In place of location, the different time zones became the order of the event. Night and day were about to mesh as each of us sought out a terminal from which to transmit our words and image, our thoughts and feelings: Mama and our youngest had to go to an internet cafe, our eldest and I each had an accessible PC from home.
Like any pioneer endeavor, we spent a great deal of time and effort stumbling though the technical set-up. With help from shop assistants, Mama was the first to broadcast her image and voice. I was smiling from ear to hear seeing her with a rather large headset clumping on her ears.

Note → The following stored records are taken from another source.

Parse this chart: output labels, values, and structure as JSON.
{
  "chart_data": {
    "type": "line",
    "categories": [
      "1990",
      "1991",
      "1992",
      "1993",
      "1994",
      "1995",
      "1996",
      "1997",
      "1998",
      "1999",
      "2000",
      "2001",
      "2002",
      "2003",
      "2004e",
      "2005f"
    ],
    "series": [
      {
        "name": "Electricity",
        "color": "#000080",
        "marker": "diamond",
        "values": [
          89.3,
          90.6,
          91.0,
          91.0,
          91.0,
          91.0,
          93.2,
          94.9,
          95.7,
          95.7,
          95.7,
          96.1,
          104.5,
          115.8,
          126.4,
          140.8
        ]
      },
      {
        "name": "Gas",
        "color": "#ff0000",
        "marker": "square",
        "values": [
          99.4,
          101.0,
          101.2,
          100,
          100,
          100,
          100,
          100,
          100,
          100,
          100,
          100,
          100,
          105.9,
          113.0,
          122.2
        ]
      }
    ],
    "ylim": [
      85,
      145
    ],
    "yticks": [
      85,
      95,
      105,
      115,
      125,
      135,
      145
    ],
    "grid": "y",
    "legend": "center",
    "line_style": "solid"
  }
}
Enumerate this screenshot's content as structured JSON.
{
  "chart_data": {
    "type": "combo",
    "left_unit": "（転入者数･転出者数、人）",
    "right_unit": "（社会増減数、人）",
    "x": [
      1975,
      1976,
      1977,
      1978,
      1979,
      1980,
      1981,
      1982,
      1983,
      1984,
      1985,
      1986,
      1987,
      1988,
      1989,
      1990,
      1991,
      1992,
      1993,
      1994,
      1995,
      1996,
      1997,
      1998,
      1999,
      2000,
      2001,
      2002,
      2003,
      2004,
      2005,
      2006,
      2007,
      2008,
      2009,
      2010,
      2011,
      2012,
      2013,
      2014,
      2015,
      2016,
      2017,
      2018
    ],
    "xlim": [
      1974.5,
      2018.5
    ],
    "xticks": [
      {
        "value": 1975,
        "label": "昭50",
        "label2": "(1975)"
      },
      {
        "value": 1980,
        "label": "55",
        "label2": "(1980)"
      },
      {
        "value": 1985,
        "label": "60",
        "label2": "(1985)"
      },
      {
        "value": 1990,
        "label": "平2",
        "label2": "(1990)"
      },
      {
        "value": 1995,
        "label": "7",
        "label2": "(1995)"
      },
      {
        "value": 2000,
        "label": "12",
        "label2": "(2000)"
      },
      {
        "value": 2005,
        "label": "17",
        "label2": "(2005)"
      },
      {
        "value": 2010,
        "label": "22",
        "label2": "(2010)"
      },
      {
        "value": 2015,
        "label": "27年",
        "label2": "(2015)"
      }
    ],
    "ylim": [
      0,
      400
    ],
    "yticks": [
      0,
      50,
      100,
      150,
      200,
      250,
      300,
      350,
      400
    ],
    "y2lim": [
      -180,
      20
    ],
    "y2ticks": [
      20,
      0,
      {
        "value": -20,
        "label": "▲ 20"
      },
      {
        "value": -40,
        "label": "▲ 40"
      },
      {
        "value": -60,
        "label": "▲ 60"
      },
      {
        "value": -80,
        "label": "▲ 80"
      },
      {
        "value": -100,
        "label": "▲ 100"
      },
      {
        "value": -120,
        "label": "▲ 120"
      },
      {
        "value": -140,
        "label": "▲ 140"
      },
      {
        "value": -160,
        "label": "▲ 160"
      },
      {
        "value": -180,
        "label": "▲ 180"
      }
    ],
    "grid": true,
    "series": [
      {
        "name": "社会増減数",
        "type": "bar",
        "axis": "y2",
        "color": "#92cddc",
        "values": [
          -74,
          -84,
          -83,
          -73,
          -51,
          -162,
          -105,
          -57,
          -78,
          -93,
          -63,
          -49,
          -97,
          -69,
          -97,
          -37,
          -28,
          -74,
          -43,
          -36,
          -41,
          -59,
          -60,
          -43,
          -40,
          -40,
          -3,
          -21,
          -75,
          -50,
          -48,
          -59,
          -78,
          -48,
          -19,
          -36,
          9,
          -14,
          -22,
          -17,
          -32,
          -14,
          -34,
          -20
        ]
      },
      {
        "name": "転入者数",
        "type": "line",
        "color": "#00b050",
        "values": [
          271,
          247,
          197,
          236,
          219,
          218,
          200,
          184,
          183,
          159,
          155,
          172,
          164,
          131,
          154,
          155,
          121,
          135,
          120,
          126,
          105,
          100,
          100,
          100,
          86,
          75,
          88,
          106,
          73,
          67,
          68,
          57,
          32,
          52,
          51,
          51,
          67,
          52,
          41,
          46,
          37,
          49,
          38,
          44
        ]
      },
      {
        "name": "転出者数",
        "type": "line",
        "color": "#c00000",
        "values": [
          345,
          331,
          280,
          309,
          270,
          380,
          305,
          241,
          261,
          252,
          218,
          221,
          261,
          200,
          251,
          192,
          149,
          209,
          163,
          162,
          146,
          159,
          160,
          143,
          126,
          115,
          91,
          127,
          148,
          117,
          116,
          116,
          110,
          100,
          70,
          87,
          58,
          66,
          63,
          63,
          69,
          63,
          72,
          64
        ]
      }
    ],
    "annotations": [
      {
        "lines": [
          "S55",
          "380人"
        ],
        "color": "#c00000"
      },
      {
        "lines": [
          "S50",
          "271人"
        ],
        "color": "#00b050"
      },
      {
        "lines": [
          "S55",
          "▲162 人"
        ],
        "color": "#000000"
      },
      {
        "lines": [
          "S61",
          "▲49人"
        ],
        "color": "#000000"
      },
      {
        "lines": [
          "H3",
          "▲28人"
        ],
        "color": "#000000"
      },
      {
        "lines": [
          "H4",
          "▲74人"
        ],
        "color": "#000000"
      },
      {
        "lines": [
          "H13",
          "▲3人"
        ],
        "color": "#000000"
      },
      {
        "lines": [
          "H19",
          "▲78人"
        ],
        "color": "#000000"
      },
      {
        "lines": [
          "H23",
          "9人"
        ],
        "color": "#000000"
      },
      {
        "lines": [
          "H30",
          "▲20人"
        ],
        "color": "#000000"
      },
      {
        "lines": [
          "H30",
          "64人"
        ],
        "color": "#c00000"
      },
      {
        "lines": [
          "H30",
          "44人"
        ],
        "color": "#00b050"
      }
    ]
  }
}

And the microphone curving outwards to her lips made her seem like a burger joint crew captain or Madonna in concert.
In between configuring our respective pieces of chilly metals and hard plastic, our mother, being virtually on top of it all, was regulating the conversation. My sisters were simultaneously conversing with her while integrating their hardwares and softwares. No sooner was everyone transmitting spoken words and streaming images - everyone but me. Unfortunately, my audio and video were not in their optimal functionality. I can hear and see them all but they couldn't do likewise with me. I was digitally detached. So, the keyboard became my tool and encoded language my format. My words will have to be typewritten in response to theirs spoken.
They were all quite dismayed at my technological disadvantage. In the vastness of the internet universe, the only thing Mother planet wanted was to see and hear her terestrially distant yet emotionally proximate sattelites. Seeking reassurance, she asked me if I could hear and see her. I inscribed, "Iyo po, Mama, dangog ta 'ka, hiling ta 'ka." (Yes, Mama, I can hear you, I can see you.) She looked wondrously into the monitor and uttered the words that seemed to have magically appeared onscreen. When she got to the last word, she sat in silence and swelled with tears of joy.
So, there we were in different parts of the world conveying to each other through the internet our significant joys and pains, our little triumphs and defeats, our current issues and concerns; I, in particular, communicating with my fingers. From then on, our web conferences had become a constant electronic affair averaging twice a month, with our four-way audio-video interface in full technical functioning.
It's amazing how technology touches human lives, how it enables us to transcend cold hardware and insentient software and transmit emotions. In certain ways, technology does brings people closer together. How it equips us to navigate our way to other people's hearts is nothing short of awe-inspiring.